Nick Cave & The Bad Seeds – B-sides & Rarities Part II

Recensione del disco “B-sides & Rarities Part II” (BMG, 2021) di Nick Cave & The Bad Seeds. A cura di Silvia Cinti.

“Sono le 22:30 di mercoledì sera e se il mondo non fosse in lockdown, sarei sul palco a Tolosa, in Francia, a cantare con tutto il cuore con i Bad Seeds. Ma non sono lì. Sto facendo la prossima cosa migliore – stare seduto a casa a guardare Bad Seed TeeVee. Pura gioia non-stop!”. Forse non tutti sanno che nel clou del periodo pandemico Nick Cave fece un regalo, graditissimo, a tutti i suoi fan. Era il 24 aprile del 2020 e l’artista australiano lanciavala piattaforma streaming “Bad Seed Teevee” un canale youtube che trasmetteva, gratuitamente, 24 ore su 24 video, interviste e rarità. 

Nick Cave è un musicista unico in cui albergano una rarissima potenza ed una squisita eleganza. La sua intelligenza emotiva è sempre in continua evoluzione ed è la chiave del suo successo mondiale. La cruda onestà e il desiderio implacabile di connettersi con il pubblico lo hanno reso una figura molto amata. 

Nick Cave è inarrestabile.
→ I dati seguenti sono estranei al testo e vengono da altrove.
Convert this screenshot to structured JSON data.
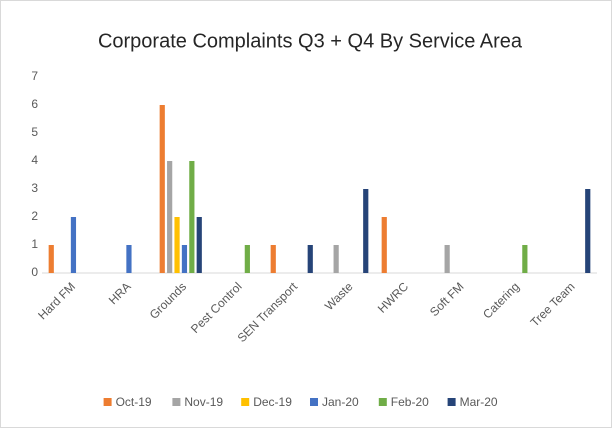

Insieme alla sua fedelissima e affiatatissima band The Bad Seeds ha pubblicato il progetto discografico “B-Sides & Rarities Part II”, il tanto atteso seguito di “B-Sides & Rarities” del 2005 che era stato compilato da Mick Harvey e comprendeva 56 tracce tra cui rarità, outtakes, cover e B-sides uscite tra il 1988 e il 2005. Questa seconda parte invece pubblicata il 22 ottobre in doppio vinile, doppio CD, doppio CD deluxe e su tutte le piattaforme digitali rappresenta una vera e propria manna dorata per tutti i suoi seguaci. Inoltre le due raccolte verranno pubblicate insieme in un Box Set in Edizione Limitata di 7 Vinili che include 83 brani e un libretto di materiale esclusivo.
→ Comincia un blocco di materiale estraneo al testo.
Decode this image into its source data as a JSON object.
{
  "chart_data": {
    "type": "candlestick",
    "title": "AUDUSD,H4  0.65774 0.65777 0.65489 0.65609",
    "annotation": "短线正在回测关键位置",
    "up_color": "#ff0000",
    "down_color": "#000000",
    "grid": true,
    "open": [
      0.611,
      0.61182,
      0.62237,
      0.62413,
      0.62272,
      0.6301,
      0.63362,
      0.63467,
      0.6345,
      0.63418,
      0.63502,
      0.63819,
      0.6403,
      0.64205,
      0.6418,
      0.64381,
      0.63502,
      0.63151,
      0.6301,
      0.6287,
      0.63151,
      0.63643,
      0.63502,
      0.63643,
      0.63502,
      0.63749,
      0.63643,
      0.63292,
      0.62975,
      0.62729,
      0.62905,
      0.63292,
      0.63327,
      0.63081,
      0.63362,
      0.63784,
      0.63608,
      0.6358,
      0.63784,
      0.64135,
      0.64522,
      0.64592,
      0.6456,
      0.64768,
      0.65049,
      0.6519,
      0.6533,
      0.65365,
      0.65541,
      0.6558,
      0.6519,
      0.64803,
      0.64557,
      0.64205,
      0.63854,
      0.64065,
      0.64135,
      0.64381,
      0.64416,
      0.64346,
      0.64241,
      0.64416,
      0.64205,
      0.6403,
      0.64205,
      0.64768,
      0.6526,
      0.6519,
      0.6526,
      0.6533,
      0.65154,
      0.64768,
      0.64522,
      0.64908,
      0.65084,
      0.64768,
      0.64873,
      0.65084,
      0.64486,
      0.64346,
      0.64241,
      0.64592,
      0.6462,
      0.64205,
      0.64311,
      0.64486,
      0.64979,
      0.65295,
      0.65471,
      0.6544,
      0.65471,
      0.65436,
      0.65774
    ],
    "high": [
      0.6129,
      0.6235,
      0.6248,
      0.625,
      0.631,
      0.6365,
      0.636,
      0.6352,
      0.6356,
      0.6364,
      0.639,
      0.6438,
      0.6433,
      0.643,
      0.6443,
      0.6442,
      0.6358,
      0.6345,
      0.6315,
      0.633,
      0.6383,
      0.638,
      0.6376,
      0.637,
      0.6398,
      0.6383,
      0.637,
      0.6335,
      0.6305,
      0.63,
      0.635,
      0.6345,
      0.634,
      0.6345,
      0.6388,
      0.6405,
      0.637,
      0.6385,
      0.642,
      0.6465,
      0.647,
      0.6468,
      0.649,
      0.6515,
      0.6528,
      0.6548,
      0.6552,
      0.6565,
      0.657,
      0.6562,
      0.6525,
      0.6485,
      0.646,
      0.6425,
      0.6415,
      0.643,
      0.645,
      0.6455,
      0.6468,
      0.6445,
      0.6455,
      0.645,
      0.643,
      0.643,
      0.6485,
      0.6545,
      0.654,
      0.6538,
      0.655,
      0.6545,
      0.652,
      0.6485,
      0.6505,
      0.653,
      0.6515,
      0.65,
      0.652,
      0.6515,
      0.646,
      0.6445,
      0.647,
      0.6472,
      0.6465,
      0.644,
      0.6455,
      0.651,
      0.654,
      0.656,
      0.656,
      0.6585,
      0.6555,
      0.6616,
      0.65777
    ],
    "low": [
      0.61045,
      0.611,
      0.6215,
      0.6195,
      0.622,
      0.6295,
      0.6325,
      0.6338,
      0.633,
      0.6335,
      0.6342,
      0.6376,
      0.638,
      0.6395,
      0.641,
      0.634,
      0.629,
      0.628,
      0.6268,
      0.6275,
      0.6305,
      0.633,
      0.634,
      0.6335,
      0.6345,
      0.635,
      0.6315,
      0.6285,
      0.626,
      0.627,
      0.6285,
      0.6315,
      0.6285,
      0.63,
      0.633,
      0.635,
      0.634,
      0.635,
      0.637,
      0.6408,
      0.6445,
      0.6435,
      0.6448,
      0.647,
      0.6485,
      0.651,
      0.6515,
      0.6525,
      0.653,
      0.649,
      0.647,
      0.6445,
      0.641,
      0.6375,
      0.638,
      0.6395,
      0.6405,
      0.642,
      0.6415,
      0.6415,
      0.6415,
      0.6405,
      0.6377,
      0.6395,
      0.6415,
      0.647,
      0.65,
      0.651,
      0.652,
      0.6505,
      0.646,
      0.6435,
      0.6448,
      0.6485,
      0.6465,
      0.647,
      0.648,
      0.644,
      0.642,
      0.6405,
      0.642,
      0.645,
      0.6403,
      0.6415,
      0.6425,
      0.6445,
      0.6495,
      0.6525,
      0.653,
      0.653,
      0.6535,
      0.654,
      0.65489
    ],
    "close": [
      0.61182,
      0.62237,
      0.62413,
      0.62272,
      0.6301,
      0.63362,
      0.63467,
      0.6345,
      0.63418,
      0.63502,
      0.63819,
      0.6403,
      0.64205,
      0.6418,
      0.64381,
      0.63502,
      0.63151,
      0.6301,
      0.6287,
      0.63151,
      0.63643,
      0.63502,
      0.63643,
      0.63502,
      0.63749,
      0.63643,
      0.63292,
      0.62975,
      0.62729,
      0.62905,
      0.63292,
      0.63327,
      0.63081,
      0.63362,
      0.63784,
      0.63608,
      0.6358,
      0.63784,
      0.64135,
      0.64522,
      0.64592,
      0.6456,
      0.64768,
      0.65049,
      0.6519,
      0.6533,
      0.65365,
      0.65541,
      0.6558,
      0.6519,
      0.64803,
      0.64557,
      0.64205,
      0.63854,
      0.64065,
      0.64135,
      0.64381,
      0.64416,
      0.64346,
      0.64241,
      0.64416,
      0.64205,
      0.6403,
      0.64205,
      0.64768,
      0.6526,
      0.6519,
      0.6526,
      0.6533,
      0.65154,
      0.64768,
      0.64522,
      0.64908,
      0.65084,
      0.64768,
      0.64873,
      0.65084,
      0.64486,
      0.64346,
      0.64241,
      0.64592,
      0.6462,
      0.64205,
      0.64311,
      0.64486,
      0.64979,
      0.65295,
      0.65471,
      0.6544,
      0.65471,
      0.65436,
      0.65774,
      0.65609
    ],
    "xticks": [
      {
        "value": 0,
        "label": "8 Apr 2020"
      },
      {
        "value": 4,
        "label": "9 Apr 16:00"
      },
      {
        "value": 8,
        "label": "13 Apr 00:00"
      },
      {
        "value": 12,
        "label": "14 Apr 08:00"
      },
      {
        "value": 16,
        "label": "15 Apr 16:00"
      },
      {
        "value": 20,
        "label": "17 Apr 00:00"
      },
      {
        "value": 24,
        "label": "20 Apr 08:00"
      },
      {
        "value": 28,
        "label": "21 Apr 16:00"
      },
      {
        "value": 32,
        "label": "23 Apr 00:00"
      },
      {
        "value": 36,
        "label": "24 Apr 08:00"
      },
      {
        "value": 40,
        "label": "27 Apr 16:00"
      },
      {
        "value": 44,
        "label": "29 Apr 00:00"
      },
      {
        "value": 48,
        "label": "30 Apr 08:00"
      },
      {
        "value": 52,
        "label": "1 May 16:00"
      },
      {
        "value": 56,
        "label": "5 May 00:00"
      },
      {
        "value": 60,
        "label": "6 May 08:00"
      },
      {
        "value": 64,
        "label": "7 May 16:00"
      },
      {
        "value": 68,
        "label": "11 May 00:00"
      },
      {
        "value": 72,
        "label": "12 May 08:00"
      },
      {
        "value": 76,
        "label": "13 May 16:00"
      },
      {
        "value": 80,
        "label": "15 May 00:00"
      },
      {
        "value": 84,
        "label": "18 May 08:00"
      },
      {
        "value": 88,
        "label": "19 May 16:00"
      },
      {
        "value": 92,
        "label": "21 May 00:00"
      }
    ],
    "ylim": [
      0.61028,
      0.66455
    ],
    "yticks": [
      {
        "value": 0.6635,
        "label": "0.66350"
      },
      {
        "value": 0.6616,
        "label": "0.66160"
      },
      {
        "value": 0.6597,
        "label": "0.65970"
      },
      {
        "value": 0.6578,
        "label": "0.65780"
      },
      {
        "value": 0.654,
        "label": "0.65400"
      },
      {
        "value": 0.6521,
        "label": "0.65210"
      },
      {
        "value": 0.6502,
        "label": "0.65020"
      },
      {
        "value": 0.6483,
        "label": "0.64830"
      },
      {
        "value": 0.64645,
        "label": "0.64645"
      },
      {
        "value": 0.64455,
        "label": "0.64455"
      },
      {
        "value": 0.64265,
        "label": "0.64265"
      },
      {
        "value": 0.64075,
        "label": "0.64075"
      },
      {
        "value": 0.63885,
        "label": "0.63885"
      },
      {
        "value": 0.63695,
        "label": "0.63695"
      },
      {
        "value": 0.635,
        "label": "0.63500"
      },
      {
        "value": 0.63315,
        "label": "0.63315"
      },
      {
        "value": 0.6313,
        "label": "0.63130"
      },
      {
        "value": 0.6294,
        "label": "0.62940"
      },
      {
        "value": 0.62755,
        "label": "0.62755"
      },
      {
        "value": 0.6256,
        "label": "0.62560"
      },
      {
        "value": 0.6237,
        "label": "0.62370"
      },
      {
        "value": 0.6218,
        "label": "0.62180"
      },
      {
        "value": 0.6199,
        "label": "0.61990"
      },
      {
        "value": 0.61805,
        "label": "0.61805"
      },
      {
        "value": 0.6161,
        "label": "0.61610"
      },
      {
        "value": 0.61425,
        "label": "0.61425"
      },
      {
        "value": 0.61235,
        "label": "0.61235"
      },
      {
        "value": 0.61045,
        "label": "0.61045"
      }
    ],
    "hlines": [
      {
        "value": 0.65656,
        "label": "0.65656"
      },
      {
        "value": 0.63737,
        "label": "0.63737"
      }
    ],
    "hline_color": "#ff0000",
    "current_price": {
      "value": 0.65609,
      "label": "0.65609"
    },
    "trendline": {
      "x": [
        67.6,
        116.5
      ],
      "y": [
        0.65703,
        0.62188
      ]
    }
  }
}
“B-Sides & Rarities Part II” – 27 brani rari e inediti usciti tra il 2006 e il 2020, incluse le prime registrazioni di Skeleton Tree, Girl In Amber e Bright Horses – è stato realizzato da Nick Cave e da Warren Ellis il suo braccio destro nonché polistrumentista dei Bad Seeds. Si tratta di un lavoro intenso, non poteva non esserlo, rilassato con canzoni degne di nota Avalanche, Vortex e Animal X. C’è qualcosa nei piccoli dettagli di alcuni brani che fa vibrare l’anima – soprattutto le prime tracce della seconda parte del disco – l’ascoltatore è avvolto in un manto di sontuosa maestosità melodica. Nella tracklist ci sono anche 4 demo (identificabili dal suffisso “First” prima del titolo) ma anche gioielli come King Sized Nick Cave Blues, Life Per Se, Glacier e l’eterea Earthlings.

“B-Sides & Rarities (Part II)” vede i Bad Seeds nella loro forma più audace, più diretta e più incantevole. Ora non resta che attendere l’estate del 2022 che vedrà Nick Cave & The Bad Seeds impegnati in un lungo tour nei principali festival europei, una data è prevista anche in Italia. Sebbene ci sia ancora un po’ da aspettare sembra che il ritorno ai grandi concerti, dopo l’orribile ondata pandemica che ha congelato i live show, non sia più un’utopia.